その中で日本の積極的な難民受け入れ姿勢は注目を引く。もちろん、数十人の難民受け入れが続いた日本と、数十万人を受け入れてきた欧米諸国とは出発点が違う。ただ、「遠くの日本が私たちを受け入れてくれて、とてもうれしい」というウクライナ避難民の声は、大方の国際的評価に通ずるものがあるだろう。岸田内閣はリベラルな国際秩序と人権を守るという姿勢を旗幟鮮明にしているが、その姿勢が続き、また入管庁の前向きな難民認定政策が続くなら受け入れ数も増え、「難民鎖国」の汚名は次第に解消してゆくだろう。
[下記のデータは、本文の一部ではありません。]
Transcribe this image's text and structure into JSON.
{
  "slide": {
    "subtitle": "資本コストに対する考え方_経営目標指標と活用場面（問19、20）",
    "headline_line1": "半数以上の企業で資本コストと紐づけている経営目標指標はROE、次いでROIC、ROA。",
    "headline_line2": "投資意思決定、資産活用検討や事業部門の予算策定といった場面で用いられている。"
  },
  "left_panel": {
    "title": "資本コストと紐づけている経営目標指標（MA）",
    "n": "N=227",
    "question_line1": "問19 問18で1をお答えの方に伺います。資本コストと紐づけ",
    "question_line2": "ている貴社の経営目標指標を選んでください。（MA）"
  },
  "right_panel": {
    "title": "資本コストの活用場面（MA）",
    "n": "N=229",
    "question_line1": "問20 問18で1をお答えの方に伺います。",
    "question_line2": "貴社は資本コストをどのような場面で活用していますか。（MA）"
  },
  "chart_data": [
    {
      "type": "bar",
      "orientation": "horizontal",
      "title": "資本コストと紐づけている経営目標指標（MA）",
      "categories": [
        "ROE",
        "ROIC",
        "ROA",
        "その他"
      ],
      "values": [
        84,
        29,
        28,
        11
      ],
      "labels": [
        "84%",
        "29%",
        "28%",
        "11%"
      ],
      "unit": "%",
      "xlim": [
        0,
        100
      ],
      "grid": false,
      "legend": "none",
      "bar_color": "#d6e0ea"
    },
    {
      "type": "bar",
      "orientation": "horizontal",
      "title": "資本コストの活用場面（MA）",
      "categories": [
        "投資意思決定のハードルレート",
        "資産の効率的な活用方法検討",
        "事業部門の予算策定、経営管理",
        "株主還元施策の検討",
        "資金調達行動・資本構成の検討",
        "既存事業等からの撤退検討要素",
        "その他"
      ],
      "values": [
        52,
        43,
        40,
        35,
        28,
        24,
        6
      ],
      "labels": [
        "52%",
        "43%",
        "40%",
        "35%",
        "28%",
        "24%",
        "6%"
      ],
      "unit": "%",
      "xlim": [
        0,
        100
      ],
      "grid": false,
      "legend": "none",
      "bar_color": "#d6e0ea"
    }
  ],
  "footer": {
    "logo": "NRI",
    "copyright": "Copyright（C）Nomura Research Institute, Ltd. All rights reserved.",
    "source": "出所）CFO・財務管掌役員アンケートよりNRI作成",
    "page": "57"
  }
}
今後は、難民認定及び補完的保護のための仕組みを法律と運用の両面において整備し、受け入れられた数千人の難民・避難民の住宅や就労足趾など定住支援、共生対策が課題になろう。今回のウクライナ避難民への「支援ブーム」を、世界各地からの難民や避難民に対する日本の官民共同の保護体制にグレードアップすることが求められる。